Almost 25 years later, he was one of two senior executives from Wells Fargo’s wholesale division charged with examining Wachovia Corp.’s commercial and investment bank as Wells Fargo considered purchasing the lender as it teetered near bankruptcy.
Concerns about loans in those businesses led Wells Fargo executives to delay their bid for Wachovia in the final week of September 2008, former Chairman Richard Kovacevich told the Financial Crisis Inquiry Commission in an interview. The additional due diligence allowed Wells Fargo later that week to formulate a $15 billion bid that beat out Citigroup Inc.
The acquisition, in which Wells Fargo added an investment bank with a specialty in real estate, propelled the combined lender to 12th in 2010 among underwriters of U.S. bonds and 13th in global equity offerings, according to data compiled by Bloomberg. In 2008, before the purchase, Wells Fargo failed to crack the top 30 in either category.
Wells Fargo doesn’t disclose profits or losses for the units Sloan managed. The entire division, overseen by Dave Hoyt, earned $9.7 billion, or 36 percent of Wells Fargo’s $27.2 billion in profit over the past two years, according to a yearend filing. The business brought in almost $43 billion in revenue, or 24 percent of the bank’s total.
Sloan has shown a sharp eye for strategic acquisitions, said Ronald Havner, 53, CEO of Public Storage, citing Wells Fargo’s 1999 purchase of Eastdil Realty LLC, which Sloan led.

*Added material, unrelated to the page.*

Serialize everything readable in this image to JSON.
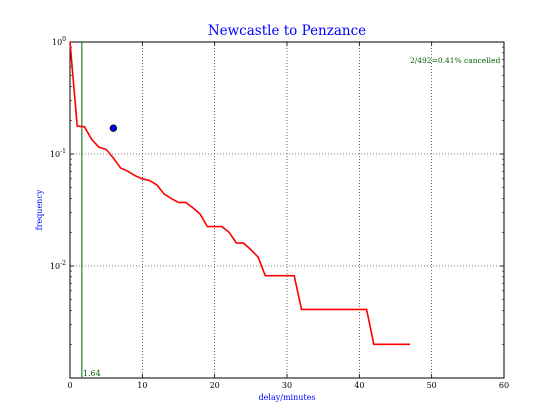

Six years later, Wells Fargo bought Secured Capital Corp. and merged the two firms. The combined real estate investment bank, Eastdil Secured, was the most active brokerage for large deals last year, playing a part in $15.5 billion of transactions, according to Real Estate Alert.
“Eastdil Secured is seeing all the deal flow and then Wells Fargo has the lending platform behind it,” said Havner, who runs the No. 2 U.S. real estate investment trust by stock-market value and said he’s a golfing partner of Sloan’s. “That was a very strategic, very smart move.”
Wells Fargo doesn’t always get it right, Sloan said. The bank made commercial property loans in hard-hit states like California and Florida, where bad loans have piled up. The lender held about $119 billion in commercial real estate loans at the end of 2010, excluding some Wachovia loans, and of those $7.9 billion, or about 6.6 percent, were delinquent, according to the company’s yearend filing.
“I’d like to say that every lending decision or every investment decision has turned out well -- it hasn’t,” Sloan said. “The wholesale business started to reduce our exposures to some of the riskier areas sooner than everyone else. Did we do enough? No, you step back and say, ‘Gosh I wish we’d put our pencils down a little earlier.’ ”
Even with Sloan putting on the brakes, commercial loan losses reached $1.7 billion in the fourth quarter of 2009, according to the bank’s presentation. Problem commercial loans cost the bank $2.6 billion through the end of last year. Business loans in the U.S. not paying interest reached an apex of $12.5 billion, or 4.36 percent of total loans, in the third-quarter of 2010.
Sloan went from wholesale, where he oversaw 25 business lines with more than $200 billion in assets, toward Stumpf’s inner circle. He became chief administrative officer in September and then CFO when Atkins quit. The departure was “unrelated to the company’s financial condition or financial reporting,” Wells Fargo said in a statement. Sloan wouldn’t elaborate.
The announcement led billionaire Warren Buffett, chairman of Berkshire Hathaway Inc., Wells Fargo’s largest shareholder, to spend four hours poring over the bank’s annual filing in search of red flags before concluding there was nothing amiss financially, according to a transcript of a March 2 CNBC interview.
Last month, Wells Fargo awarded Sloan more than $716,000 in restricted stock rights. His career trajectory shows top executives see him as a CEO candidate, said Gary Mozer, a principal at George Smith Partners, a Los Angeles real estate investment firm.
Sloan has “had some of the best jobs in the bank,” Mozer said in an interview. “They’re grooming him for the top spot.”